The great object of the watch is to keep time. The supreme purpose of this marvelous piece of human machinery is power. The watch means nothing except time. If the human machinery does not produce power, it is of no use.

The merest trifle will prevent the watch from keeping time; but you think that you can put anything into your human machinery, that you can do all sorts of irrational things with it, and yet you expect it to produce power—to keep perfect time. It is important that the human machine shall be kept as responsive to the slightest impression or influence as possible, and the brain should be kept clear so that the thought may be sharp, biting, gripping, so that the whole mentality will act with efficiency. And yet you do not hesitate to saturate the delicate brain-cells with vile drinks, to poison them with nicotine, to harden them with smoke from the vilest of weeds. You expect the man to turn out as exquisite work, to do the most delicate things to retain his exquisite sense of ability notwithstanding the hardening, the benumbing influence of cigarette poisoning.
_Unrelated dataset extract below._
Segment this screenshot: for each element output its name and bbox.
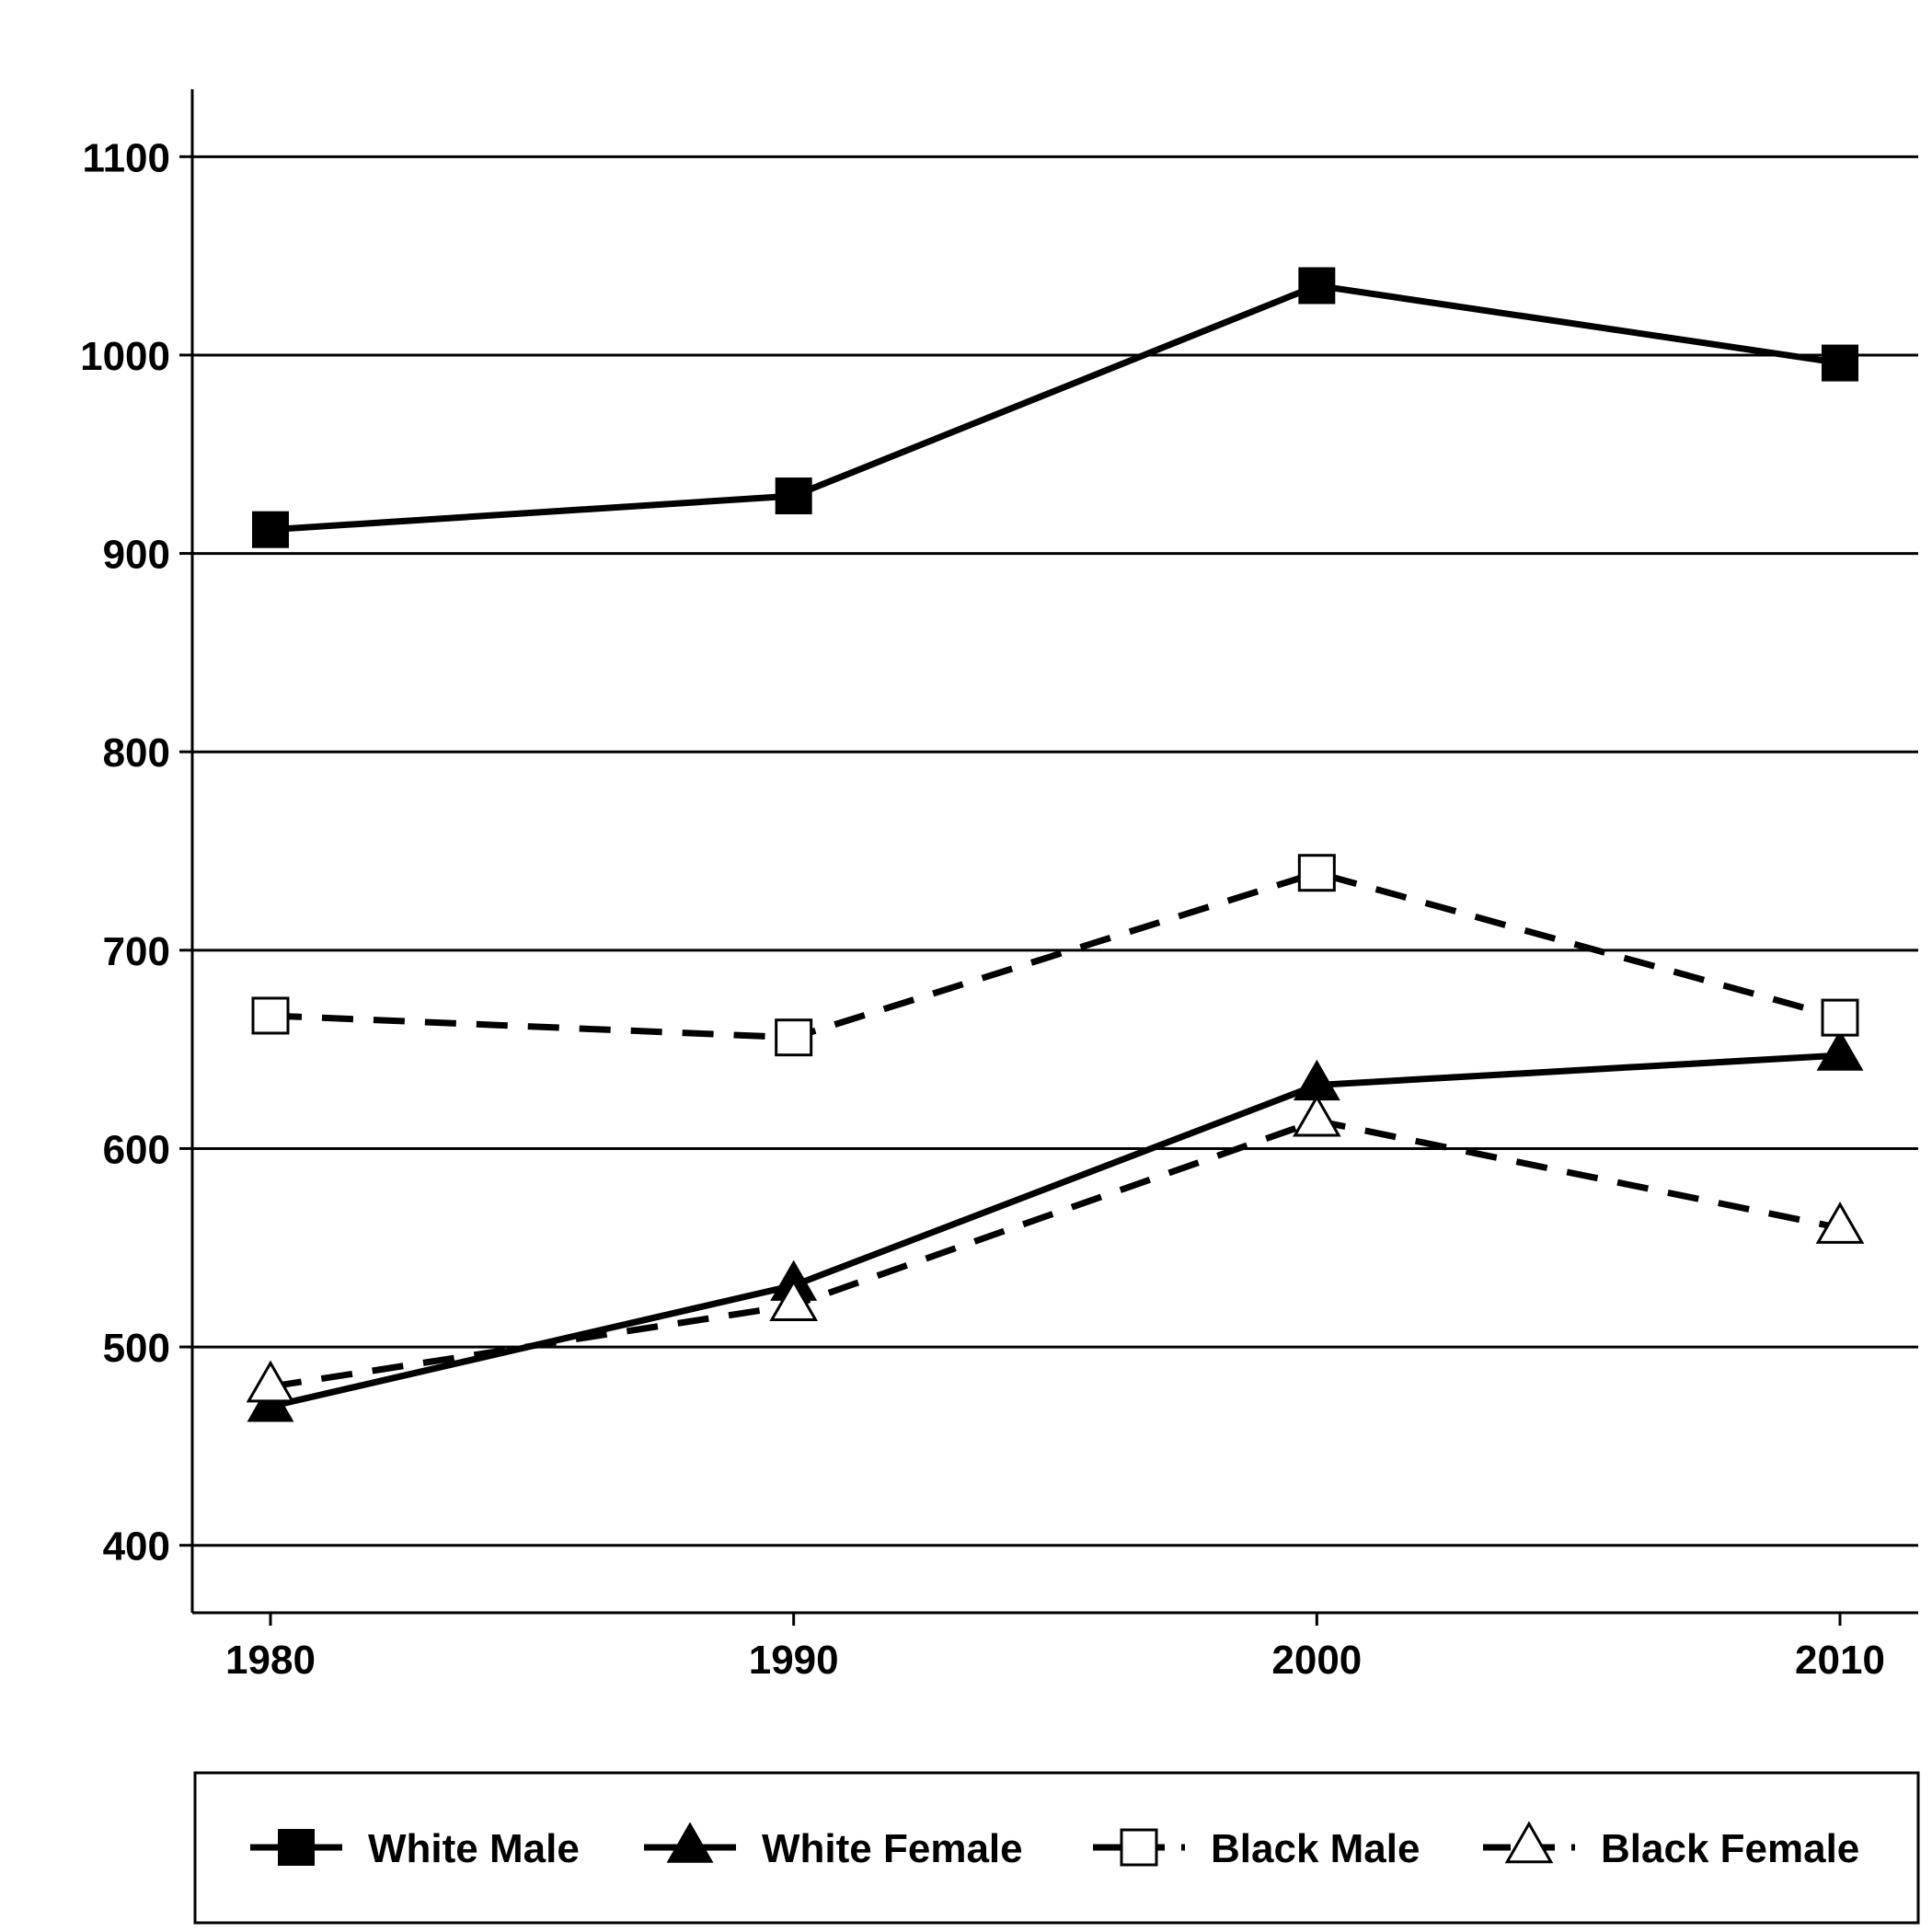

Let the boy or youth who is tempted to indulge in the first cigarette ask himself—Can I afford to take this enormous risk? Can I jeopardize my health, my strength, my future, my all, by indulging in a practise which has ruined tens of thousands of promising lives?

Let the youth who is tempted say, "No! I will wait until mind and body are developed, until I have reached man's estate before I will begin to use tobacco." Experience proves that those who reach a robust manhood are rarely willing to sacrifice health and happiness to the cigarette habit.

Many years ago an eminent physician and specialist in nervous diseases put himself on record as holding the firm belief that the evil effects of the use of tobacco were more lasting and far reaching than the injurious consequences that follow the excessive use of alcohol. Apart from affections of the throat and cancerous diseases of lips and tongue which frequently affect smokers there is a physical taint which is transmitted to offspring which handicaps the unfortunate infant "from its earliest breath."

The only salvation of the race, said this physician, lay in the fact that women did not smoke. If they too acquired the tobacco habit future generations would be stamped by the degeneracy and depravity which follow the use of tobacco as surely as they follow the use of alcohol.

In view of these facts the increase of cigarette smoking among women may well alarm those who have at heart the wellbeing of the rising generation. So rapidly has this habit spread that fashionable hotels and cafes are providing rooms for the especial use of those women who like to indulge in an after-dinner cigarette. A noted restaurant in New York recently added an annex to which ladies with their escorts might retire and smoke. We often see women smoking in New York hotels and restaurants.

Not long ago the writer was a guest at a dinner and to his surprise several ladies at the table lighted their cigarettes with as much composure as if it were the most natural thing in the world.

At a reception recently, I saw the granddaughter of one of America's greatest authors smoking cigarettes.

What a spectacle, to see a descendant so nearly removed from one of Nature's grandest noblemen, a princely gentleman, smoking! And I said to myself, "What would her grandfather think if he could see this?"